Durante le feste questa sindrome si manifesta prepotente. “Non ti azzardare a cercare tuo padre/tua madre!”, “Che delusione che sei a pensare questo di tuo padre/tua madre”, “Tu non vedrai tuo padre/ tua madre perchè non lo merita”…e chi più ne ha più ne metta. Succede. L’astio e l’incapacità di scindere il ruolo genitoriale da quello di convivente o di marito e moglie talvolta sfocia in questa terribile sindrome. Quante volte è capitato al genitore non collocatario di subire comportamenti ostruzionistici da parte dell’altro? Quante volte un bambino, vittima del genitore caratterialmente più forte, ha finito per distorcere negativamente la visione che aveva dell’altro? Purtroppo più spesso del previsto e del dovuto.
In ambito psicologico, il concetto di PAS (Parental Alienation Syndrome, o sindrome di alienazione parentale) nasce nel 1985, quando il medico Richard Gardner lo coniò in merito alla situazione in cui uno dei genitori (cd. “alienante”) opera verso l’altro genitore (cd. “alienato”) una dinamica denigratoria volta a ritenere dannosa e negativa la frequentazione del genitore alienato e della sua famiglia. I figli coinvolti mostrano una posizione totalmente aderente a quella dell’alienante, finendo per disprezzare l’altro genitore, spesso identificato come la causa del male che affligge il genitore collocatario.
Contemporaneamente, il figlio instaura un legame patologico con il genitore alienante (madre o padre che sia), spinto da una forte empatia che lo rende vittima di una manipolazione psicologica. Il frutto di tale comportamento è l’inquadramento del genitore alienante come la vittima cui prestare assistenza e con cui solidarizzare, e del genitore alienato come la figura crudele, assente e negligente da cui allontanarsi. In Italia, la sindrome di PAS è stata riconosciuta esistente da una pronuncia della Suprema Corte (Cass.

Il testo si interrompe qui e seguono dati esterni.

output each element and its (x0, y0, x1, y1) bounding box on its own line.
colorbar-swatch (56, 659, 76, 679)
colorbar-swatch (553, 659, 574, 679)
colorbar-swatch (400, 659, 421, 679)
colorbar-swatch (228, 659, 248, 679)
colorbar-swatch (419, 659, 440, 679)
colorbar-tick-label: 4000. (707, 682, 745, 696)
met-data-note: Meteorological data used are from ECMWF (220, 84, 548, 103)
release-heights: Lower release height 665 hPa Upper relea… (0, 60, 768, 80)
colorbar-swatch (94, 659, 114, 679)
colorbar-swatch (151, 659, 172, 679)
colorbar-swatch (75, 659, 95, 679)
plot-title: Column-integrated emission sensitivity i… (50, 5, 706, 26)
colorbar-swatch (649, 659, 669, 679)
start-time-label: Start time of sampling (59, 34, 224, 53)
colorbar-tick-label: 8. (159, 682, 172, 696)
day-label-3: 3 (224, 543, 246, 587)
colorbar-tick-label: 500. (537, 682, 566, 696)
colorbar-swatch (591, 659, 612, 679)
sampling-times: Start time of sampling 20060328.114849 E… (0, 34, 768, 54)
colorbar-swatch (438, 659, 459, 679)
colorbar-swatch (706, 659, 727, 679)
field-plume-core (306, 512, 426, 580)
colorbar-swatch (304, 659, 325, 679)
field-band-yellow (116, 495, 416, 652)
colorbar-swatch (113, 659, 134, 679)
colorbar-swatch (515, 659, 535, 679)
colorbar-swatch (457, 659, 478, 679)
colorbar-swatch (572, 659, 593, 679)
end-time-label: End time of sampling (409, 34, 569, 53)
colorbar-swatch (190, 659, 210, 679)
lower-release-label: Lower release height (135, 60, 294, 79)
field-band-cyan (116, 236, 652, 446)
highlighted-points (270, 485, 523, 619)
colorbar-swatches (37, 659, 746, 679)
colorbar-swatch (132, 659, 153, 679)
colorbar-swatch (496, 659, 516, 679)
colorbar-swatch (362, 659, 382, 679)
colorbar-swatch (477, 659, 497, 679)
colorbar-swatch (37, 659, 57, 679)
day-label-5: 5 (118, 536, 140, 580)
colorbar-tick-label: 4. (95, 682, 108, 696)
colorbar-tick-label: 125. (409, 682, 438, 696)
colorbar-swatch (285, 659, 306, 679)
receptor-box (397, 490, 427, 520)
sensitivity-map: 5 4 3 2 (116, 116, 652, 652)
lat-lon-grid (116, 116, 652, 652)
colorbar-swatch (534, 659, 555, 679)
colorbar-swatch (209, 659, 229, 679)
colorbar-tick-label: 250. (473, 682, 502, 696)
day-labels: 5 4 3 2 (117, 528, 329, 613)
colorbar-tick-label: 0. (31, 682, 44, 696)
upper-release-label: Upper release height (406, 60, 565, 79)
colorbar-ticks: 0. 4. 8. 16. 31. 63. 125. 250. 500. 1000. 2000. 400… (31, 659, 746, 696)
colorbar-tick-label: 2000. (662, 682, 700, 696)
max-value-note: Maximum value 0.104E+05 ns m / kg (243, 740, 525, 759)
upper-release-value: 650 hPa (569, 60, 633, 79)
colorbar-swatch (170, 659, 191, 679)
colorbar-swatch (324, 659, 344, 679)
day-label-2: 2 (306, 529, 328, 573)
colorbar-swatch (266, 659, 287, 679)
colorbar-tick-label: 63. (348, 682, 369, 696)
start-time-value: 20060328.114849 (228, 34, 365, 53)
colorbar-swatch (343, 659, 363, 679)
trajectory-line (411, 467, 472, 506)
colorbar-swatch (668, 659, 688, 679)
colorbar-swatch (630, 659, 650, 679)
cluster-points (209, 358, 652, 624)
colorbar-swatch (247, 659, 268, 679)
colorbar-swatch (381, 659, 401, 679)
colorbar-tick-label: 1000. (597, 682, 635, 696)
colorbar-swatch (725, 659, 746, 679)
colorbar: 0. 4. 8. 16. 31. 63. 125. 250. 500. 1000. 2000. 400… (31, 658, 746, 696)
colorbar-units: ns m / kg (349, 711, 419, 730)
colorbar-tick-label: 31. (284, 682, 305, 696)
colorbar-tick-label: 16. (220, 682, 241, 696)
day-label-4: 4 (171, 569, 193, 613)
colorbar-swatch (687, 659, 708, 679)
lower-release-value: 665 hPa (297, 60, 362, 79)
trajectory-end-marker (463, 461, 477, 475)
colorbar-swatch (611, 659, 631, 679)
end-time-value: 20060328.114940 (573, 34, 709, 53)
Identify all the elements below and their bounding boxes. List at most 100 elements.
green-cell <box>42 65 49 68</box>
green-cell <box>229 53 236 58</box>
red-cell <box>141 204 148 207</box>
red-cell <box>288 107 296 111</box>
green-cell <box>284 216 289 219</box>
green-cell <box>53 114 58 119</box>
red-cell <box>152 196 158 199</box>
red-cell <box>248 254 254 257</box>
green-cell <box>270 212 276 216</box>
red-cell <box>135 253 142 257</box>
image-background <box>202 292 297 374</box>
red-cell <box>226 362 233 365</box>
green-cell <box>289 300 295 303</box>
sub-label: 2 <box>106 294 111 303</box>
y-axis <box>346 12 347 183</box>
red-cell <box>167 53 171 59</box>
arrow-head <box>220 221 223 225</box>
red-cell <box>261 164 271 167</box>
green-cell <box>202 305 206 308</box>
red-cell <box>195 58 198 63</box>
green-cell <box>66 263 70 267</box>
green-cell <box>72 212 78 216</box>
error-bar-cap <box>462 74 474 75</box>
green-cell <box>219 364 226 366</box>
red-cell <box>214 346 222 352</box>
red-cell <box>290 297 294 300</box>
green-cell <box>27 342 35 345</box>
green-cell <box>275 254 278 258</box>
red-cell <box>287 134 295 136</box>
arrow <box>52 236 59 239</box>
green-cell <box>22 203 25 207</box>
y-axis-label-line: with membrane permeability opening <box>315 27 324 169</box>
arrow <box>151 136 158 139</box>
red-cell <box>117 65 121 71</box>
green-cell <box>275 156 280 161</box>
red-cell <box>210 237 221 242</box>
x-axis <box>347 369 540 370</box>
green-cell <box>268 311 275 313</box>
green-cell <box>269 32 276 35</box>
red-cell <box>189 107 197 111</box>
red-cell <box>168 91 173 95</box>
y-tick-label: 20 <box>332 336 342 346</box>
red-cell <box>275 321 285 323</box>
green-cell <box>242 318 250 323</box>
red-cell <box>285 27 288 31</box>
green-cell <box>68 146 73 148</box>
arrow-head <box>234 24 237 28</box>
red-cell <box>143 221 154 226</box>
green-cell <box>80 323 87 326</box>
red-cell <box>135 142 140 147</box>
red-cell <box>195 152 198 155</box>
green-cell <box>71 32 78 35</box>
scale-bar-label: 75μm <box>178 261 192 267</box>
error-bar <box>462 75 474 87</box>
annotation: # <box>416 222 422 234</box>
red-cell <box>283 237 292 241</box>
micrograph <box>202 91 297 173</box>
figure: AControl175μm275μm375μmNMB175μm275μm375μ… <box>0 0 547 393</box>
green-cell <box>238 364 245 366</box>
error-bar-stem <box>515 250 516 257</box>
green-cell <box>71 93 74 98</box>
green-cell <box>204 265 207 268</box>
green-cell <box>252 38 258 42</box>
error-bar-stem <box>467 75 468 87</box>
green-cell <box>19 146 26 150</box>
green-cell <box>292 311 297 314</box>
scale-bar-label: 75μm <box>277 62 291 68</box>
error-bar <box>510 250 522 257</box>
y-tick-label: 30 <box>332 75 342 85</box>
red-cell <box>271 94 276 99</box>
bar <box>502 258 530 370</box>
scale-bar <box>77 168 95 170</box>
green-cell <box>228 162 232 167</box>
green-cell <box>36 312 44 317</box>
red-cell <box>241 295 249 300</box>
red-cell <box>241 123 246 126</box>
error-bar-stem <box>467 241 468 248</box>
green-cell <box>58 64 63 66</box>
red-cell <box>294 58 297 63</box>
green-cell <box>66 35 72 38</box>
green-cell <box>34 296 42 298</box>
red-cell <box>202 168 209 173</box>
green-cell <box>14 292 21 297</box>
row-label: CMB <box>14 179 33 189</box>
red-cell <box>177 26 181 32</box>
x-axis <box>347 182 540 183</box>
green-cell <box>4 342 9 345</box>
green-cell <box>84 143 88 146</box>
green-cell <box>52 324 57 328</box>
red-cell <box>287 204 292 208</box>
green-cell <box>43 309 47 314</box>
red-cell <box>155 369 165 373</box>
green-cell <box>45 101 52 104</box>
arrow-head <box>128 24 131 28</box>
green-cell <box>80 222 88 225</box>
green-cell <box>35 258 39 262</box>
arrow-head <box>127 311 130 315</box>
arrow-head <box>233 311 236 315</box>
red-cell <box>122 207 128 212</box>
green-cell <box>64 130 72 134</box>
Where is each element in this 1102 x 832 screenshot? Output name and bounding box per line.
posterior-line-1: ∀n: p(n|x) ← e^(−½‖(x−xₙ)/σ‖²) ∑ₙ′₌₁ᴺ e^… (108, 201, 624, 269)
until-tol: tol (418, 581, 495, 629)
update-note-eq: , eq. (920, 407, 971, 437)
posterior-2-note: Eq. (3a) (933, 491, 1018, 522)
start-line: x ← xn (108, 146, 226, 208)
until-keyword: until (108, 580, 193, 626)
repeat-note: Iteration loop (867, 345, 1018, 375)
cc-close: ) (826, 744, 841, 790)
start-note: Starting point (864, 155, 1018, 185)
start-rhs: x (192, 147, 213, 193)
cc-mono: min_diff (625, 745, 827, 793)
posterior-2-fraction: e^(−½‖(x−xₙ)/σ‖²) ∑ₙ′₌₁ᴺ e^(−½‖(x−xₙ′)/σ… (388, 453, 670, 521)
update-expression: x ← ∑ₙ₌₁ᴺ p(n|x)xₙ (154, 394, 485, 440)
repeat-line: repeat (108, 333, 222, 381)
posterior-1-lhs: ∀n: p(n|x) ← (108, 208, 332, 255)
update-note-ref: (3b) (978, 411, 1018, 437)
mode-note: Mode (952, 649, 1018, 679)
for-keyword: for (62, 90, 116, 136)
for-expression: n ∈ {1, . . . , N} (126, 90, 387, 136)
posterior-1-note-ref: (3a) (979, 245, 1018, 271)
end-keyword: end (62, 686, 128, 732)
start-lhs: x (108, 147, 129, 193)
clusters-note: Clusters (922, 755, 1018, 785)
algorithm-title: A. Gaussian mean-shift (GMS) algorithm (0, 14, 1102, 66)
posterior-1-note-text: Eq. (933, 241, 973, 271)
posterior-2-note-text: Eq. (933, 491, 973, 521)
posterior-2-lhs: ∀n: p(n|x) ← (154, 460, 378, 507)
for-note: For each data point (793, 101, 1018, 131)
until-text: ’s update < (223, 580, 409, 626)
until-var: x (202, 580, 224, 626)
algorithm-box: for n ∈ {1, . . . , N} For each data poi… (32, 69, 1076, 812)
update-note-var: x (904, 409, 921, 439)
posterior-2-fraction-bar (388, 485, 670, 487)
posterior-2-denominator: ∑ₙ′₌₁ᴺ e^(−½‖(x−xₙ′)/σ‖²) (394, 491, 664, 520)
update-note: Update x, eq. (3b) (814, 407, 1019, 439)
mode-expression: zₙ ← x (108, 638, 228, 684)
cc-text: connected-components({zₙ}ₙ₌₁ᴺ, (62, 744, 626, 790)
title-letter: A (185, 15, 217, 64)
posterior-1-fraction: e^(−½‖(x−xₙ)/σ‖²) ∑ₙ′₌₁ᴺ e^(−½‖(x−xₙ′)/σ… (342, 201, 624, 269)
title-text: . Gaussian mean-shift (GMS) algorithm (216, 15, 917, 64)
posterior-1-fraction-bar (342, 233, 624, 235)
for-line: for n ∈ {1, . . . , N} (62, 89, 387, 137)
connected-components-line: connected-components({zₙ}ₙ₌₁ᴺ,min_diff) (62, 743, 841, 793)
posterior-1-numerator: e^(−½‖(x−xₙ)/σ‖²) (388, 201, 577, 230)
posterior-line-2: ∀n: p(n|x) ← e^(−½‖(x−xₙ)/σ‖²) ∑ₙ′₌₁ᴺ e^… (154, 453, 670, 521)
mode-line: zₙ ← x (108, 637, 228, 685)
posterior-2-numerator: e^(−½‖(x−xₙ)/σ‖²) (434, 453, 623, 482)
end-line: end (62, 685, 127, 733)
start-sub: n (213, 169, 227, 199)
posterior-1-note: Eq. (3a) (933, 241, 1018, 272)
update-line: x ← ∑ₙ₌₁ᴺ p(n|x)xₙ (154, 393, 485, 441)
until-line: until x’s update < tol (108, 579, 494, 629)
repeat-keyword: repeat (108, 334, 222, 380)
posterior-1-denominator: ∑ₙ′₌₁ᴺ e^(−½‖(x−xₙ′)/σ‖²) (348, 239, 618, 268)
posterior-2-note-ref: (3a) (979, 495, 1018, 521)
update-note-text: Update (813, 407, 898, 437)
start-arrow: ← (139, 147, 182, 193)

Civ. 8/03/2013, n. 5847), per poi essere riconfermata qualche anno dopo in una sentenza in cui la Corte ha espresso il principio di diritto secondo cui tra i requisiti di responsabilità genitoriale figura anche la capacità di mantenere il legame con l’altro genitore, a tutela dell’interesse e del diritto del figlio alla bigenitorialità (Cass. n. 6919 del 8/04/2016). Le separazioni e i divorzi difficili sono terreno fertile per questa sindrome perché proprio in queste circostanze le madri o i padri, che siano o meno collocatari, inducono i figli ad odiare l’altro, distorcendo la reale visione che il figlio aveva dell’altro genitore, sino a convincerli a non voler più mantenere alcun rapporto con lo stesso.
Così facendo, il genitore “succube”, spesso eccessivamente tollerante o addirittura impotente, viene spinto sempre più al margine della vita del figlio, sino a costituire una figura inesistente ed assente. Non so se lo penso solo io: ma quanto male si fa a questi figli? Quanto? In contesti simili, è il Tribunale a giocare un ruolo fondamentale. I figli hanno necessità di entrambi i genitori, hanno necessità di avere punti fermi non due adulti che giocano a chi è più bravo a distruggere l’altro in un Risiko emotivo e distruttivo.
Ci sono situazioni e situazioni certo ma la manipolazione, la coercizione, l’abuso di potere sui figli è da evitare sempre, è da condannare sempre. E’ opportuno evitare di coartare gli interessi dei minori, che spesso vivono già silenziosamente il dramma della separazione dei genitori, evitando rapporti confliggenti tra gli stessi. Adesso è importante rivolgersi a chi crede di essere vittima di alienazione parentale o alla famiglia che si accorge che si sia innescata la trappola della PAS, bisogna appuntarsi ogni comportamento lesivo, raccogliere più testimonianze possibili e, se necessario, rivolgersi ad un legale per far rispettare i provvedimenti del Tribunale in materia di affidamento e cercare di ottenere un provvedimento quanto più consono alla situazione di fatto.
In ogni caso, è fondamentale un ascolto attivo del minore. E’ fuori discussione che il problema dell’alienazione parentale sia certamente esistente ed anche più dilagante. Difficile approfondire in un unico articolo una materia così nuova e così delicata che ha tanti spunti da approfondire e tanti spunti di riflessione oltre che tante sfaccettature da non trascurare. Se ne riparlerà. Intanto impariamo tutti a guardare davvero il bene dei figli prima che il nostro ego e il nostro “odio”, i figli non sono strumento di vendetta ma sono e restano frutto di una scelta d’amore con diritti sacrosanti.